A mentira tem pernas curtas!
Parece que os tempos mudaram. Há uma guerra e, em consequência disso, uma situação inflacionária. A vida vai ficar pior. Mais cara, maior vulnerabilidade para os mais pobres. Os juros estão a subir, os compromissos das famílias com as prestações da habitação vão ficar mais insuportáveis. As empresas vão enfrentar dias difíceis com a subida do preço da energia. Aliás, algumas, não sobreviverão. O coração da Europa, a Alemanha, ameaça entrar em recessão já nos próximos trimestres. O panorama é pois de "vacas magras".
Este é o momento em que o país deveria interiorizar, globalmente, o que está a chegar. Os portugueses deveriam estar alertados para o que aí vem! Preparem a sua vida para as dificuldades que se avizinham. Amealhar o possível. Evitar gastos inúteis. Planear cuidadosamente as suas finanças. Olhar para o futuro a dois, três anos, no mínimo. Não assumirem compromissos financeiros longos e desnecessários.
O governo deveria ter um papel preponderante no alerta do que está para chegar. Não deveria "varrer para debaixo do tapete", esconder, dissimular, disfarçar. Deveria falar claro, ser pedagógico, explicar a toda a população, do Algarve às Beiras, as consequências de uma situação inédita na Europa. Falar claro e verdade, de um modo compreensível, é contribuir para unidade dos portugueses. É incentivar a uma solidariedade geracional, distribuir com parcimónia as mais-valias, mas também os sacrifícios. É essa a função de um governo, muito em especial em períodos de contração financeira, como o que estamos a viver.

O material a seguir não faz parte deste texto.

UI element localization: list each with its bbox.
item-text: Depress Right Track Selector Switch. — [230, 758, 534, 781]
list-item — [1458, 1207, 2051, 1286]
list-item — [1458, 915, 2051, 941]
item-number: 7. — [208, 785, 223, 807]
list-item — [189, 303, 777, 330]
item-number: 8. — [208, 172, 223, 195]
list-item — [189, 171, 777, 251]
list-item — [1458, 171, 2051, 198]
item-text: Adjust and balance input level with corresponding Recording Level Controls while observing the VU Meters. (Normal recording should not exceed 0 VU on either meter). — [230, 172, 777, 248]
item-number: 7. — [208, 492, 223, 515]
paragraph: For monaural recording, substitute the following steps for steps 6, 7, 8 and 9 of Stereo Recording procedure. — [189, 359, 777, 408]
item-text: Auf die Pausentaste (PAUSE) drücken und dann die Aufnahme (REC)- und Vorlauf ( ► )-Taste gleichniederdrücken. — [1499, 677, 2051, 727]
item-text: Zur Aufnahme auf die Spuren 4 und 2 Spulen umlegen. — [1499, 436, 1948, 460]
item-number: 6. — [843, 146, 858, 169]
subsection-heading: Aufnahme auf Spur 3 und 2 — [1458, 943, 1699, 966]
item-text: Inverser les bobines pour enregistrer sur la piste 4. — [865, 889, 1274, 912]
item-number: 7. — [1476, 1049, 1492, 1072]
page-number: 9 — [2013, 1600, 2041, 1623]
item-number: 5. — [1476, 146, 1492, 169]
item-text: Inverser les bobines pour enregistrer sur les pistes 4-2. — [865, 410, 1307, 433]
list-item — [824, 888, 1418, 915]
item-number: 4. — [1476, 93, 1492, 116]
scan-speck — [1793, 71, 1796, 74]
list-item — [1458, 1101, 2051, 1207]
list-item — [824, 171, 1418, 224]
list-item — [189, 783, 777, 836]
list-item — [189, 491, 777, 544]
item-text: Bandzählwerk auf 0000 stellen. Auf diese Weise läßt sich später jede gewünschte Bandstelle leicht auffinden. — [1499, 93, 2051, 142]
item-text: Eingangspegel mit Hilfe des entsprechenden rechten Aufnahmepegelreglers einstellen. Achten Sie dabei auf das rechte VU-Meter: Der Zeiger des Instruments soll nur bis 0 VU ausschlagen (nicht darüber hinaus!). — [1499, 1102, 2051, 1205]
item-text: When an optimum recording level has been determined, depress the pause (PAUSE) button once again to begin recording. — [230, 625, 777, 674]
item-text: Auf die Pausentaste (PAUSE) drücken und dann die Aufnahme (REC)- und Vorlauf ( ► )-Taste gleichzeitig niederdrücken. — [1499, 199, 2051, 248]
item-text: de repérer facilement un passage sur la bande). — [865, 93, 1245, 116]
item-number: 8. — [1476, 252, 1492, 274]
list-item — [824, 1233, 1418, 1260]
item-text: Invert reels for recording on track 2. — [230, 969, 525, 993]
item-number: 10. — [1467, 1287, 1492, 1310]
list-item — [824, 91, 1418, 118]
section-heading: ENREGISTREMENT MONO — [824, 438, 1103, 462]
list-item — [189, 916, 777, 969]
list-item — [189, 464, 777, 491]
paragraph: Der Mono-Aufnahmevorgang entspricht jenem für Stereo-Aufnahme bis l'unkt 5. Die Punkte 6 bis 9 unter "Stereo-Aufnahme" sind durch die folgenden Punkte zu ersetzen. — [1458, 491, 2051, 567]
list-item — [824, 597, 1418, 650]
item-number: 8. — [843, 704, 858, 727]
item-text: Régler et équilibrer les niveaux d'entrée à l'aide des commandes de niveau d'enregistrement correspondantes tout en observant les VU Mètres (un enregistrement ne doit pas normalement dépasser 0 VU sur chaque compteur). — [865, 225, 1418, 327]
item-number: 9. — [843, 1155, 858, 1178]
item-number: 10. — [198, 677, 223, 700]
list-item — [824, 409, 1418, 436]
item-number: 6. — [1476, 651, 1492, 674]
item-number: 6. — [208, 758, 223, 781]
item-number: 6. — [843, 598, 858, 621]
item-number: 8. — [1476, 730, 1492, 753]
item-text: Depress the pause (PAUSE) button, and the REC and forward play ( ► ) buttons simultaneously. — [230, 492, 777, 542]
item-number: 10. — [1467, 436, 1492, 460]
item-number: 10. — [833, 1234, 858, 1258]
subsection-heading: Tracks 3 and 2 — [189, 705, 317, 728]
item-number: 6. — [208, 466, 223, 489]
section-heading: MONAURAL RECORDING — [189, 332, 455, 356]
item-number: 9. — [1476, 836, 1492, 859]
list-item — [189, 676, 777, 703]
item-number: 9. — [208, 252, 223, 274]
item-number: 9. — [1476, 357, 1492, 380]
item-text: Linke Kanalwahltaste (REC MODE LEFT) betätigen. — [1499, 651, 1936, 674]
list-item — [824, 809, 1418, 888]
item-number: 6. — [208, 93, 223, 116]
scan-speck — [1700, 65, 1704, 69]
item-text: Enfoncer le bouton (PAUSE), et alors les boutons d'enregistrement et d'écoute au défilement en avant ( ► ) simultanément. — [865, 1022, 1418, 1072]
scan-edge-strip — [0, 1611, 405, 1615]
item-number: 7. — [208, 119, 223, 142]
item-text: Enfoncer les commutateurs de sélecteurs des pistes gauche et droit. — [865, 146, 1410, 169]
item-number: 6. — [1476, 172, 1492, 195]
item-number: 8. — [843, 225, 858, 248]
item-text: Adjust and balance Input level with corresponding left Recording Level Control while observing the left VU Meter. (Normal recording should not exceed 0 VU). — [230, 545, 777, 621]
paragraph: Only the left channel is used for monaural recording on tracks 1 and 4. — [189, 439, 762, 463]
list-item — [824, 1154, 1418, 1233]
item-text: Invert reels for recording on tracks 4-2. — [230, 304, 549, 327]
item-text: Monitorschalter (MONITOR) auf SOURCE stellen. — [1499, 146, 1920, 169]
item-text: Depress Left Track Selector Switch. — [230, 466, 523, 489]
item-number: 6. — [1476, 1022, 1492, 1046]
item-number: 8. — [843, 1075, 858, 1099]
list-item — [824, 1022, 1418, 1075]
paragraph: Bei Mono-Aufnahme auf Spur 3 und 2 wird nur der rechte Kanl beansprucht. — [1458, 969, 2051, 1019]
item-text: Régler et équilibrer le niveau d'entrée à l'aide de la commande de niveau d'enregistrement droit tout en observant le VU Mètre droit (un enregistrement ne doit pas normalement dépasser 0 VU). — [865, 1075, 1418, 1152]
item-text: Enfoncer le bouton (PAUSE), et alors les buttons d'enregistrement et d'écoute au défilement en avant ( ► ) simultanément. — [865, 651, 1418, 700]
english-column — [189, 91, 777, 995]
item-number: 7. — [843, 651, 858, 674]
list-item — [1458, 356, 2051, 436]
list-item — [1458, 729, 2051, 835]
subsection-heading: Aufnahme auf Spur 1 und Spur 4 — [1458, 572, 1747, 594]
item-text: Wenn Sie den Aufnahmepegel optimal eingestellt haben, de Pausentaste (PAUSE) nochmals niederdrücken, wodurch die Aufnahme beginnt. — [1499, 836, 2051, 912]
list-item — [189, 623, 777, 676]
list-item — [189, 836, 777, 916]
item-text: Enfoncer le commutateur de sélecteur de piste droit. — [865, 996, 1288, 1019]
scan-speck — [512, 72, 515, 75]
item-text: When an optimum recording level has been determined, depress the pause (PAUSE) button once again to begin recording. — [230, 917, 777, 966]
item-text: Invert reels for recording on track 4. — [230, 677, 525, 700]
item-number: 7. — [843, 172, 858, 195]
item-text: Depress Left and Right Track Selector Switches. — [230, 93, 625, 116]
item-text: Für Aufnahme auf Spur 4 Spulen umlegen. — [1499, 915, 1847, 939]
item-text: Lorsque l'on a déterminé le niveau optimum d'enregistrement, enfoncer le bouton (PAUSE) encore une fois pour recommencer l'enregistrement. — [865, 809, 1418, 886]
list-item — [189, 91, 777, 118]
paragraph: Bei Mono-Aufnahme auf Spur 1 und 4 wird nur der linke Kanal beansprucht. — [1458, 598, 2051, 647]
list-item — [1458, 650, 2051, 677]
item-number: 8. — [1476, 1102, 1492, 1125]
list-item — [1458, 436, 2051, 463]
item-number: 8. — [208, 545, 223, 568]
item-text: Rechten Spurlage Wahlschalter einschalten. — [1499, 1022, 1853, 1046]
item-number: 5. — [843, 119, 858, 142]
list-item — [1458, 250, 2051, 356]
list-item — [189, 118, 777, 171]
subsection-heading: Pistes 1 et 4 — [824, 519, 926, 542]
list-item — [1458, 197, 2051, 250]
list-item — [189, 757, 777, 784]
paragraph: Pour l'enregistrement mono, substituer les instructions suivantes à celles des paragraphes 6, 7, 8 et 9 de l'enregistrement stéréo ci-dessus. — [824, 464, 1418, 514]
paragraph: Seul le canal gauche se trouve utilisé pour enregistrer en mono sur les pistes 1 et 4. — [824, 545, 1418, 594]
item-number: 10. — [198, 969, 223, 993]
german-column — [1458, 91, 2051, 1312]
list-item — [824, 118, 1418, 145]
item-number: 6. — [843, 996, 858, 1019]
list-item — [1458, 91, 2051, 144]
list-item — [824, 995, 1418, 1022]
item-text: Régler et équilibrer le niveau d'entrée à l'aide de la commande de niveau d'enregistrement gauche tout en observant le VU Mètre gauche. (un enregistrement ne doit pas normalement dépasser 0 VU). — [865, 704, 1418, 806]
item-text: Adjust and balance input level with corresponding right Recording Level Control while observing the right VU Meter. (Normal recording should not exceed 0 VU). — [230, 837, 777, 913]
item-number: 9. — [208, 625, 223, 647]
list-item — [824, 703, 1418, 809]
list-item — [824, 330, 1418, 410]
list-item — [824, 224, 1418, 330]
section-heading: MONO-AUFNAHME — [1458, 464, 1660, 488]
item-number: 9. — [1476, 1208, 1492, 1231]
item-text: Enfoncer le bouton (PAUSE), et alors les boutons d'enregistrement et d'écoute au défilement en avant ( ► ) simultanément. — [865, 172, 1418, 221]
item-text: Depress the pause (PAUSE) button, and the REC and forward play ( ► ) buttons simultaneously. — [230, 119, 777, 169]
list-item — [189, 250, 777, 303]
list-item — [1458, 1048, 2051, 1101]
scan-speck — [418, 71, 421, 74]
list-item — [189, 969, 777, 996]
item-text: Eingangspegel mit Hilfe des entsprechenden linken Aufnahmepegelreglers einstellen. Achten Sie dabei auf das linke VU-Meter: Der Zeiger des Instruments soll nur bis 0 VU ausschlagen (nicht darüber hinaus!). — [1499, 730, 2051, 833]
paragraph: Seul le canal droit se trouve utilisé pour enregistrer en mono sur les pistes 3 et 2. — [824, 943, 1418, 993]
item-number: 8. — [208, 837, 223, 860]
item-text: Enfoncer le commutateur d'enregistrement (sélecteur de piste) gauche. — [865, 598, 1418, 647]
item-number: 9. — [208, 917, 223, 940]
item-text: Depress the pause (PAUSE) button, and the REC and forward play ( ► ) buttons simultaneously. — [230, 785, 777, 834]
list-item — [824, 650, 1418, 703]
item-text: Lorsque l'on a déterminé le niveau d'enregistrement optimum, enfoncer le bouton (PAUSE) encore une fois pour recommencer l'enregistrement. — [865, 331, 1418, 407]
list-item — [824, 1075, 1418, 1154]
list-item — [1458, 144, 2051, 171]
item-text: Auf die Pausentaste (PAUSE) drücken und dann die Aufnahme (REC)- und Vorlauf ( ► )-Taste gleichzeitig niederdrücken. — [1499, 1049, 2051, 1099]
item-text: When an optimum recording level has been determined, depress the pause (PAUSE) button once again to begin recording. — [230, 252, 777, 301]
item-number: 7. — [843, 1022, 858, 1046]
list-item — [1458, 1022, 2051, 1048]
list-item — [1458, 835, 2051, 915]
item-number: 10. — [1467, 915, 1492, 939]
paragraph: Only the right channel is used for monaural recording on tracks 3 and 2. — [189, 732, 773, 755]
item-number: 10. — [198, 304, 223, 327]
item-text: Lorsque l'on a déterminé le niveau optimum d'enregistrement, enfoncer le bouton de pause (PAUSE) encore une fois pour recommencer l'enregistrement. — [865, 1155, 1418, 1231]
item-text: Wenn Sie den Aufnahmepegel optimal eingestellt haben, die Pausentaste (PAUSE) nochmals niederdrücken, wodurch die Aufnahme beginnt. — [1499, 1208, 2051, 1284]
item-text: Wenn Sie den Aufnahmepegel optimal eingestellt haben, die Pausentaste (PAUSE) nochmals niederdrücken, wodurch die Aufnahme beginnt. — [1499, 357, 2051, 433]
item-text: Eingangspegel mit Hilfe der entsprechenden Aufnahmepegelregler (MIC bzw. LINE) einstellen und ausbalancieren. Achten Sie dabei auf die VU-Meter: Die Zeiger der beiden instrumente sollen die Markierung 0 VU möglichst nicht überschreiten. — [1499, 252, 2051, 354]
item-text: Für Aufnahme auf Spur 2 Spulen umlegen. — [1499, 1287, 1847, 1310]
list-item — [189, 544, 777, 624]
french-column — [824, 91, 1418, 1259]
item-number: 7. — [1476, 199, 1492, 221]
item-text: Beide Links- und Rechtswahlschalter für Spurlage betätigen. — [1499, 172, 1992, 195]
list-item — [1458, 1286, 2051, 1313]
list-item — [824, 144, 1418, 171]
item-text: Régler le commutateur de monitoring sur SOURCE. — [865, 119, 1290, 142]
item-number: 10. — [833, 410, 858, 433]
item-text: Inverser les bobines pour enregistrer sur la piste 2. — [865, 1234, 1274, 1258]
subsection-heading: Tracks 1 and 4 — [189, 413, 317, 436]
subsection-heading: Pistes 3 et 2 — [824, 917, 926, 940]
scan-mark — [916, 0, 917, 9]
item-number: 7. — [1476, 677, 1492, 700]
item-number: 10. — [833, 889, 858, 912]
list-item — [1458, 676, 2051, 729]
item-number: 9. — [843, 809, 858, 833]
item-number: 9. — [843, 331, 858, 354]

Este governo tem um problema com a frontalidade no discurso. Quer, sistematicamente, "dourar a pílula". Tapa a realidade com uma peneira. Se há cortes nas reformas, não o assume. Se os funcionários públicos vão perder poder de compra, não explica porquê. Se as famílias e empresas não recebem os apoios que deveriam, não justifica a insuficiência desses mesmos apoios. O governo não é pedagógico com os portugueses, não é explicativo, não é claro. Não entende que a melhor maneira de mobilizar as populações para as dificuldades que vão surgir é falar-lhes verdade, contextualizar politicamente as diferentes situações. Se estão a aferrolhar dinheiro nos cofres públicos para prevenir a futuro, não tenham receio de o dizer! Digam que não aumentam as reformas ou não estabilizam o poder de compra dos funcionários públicos porque querem garantir segurança contabilística das contas no futuro. Não mintam, não dissimulem, não disfarcem, não tornem nebuloso o que deve ser explicado "tim tim por tim" para que todos saibam com o que contam.
Foi isso que Mário Soares fez em Agosto de 1977, quando teve de aplicar um programa de austeridade e foi, mais tarde, acusado de meter o socialismo na gaveta. No seu discurso de mais de uma hora o Estadista socialista não deixou sombra de dúvida sobre as medidas que ia tomar. Duras, muito duras. Pediu sacrifícios aos portugueses. Explicou-lhes o porquê dessas medidas. Desenhou uma estratégia de recuperar a economia, salvar a democracia e então, depois, o socialismo. Foi frontal, verdadeiro, pedagógico, envolvente, solidário e compreensivo com que o que estava a propor ao país e sabia que não ia ser fácil.
O discurso governamental hoje é feito de chavões, frases feitas, que na maior parte dos casos escondem a realidade. É um discurso telegráfico, politicamente pobre e redutor, a procurar disfarçar as consequências negativas das medidas que propõem.
Depois, o que acontece é o governo ser apanhado "à meia-volta" nas suas próprias contradições. A realidade política nesta legislatura é diferente da anterior. Os partidos da oposição estão mais organizados. O PSD mudou de liderança e a sua oposição é hoje mais eficaz, mais acutilante. Não é mais a "lengalenga" de Rui Rio. A Iniciativa Liberal cresceu. O PCP está liberto dos compromissos da gerigonça. O Bloco de Esquerda não tem nada a perder. Vai ser muito difícil ao governo passar entre "pingos da chuva", como tem pretendido fazer.
Falem verdade às pessoas, alertam-nas para o que está para chegar, expliquem com clareza o porquê das medidas que estão a tomar e as consequências das mesmas. Falem das "vacas magras que já andam por aí a pastar". Afinal, mais tarde ou mais cedo, todos vamos acabar por as ver e ter de lidar com elas.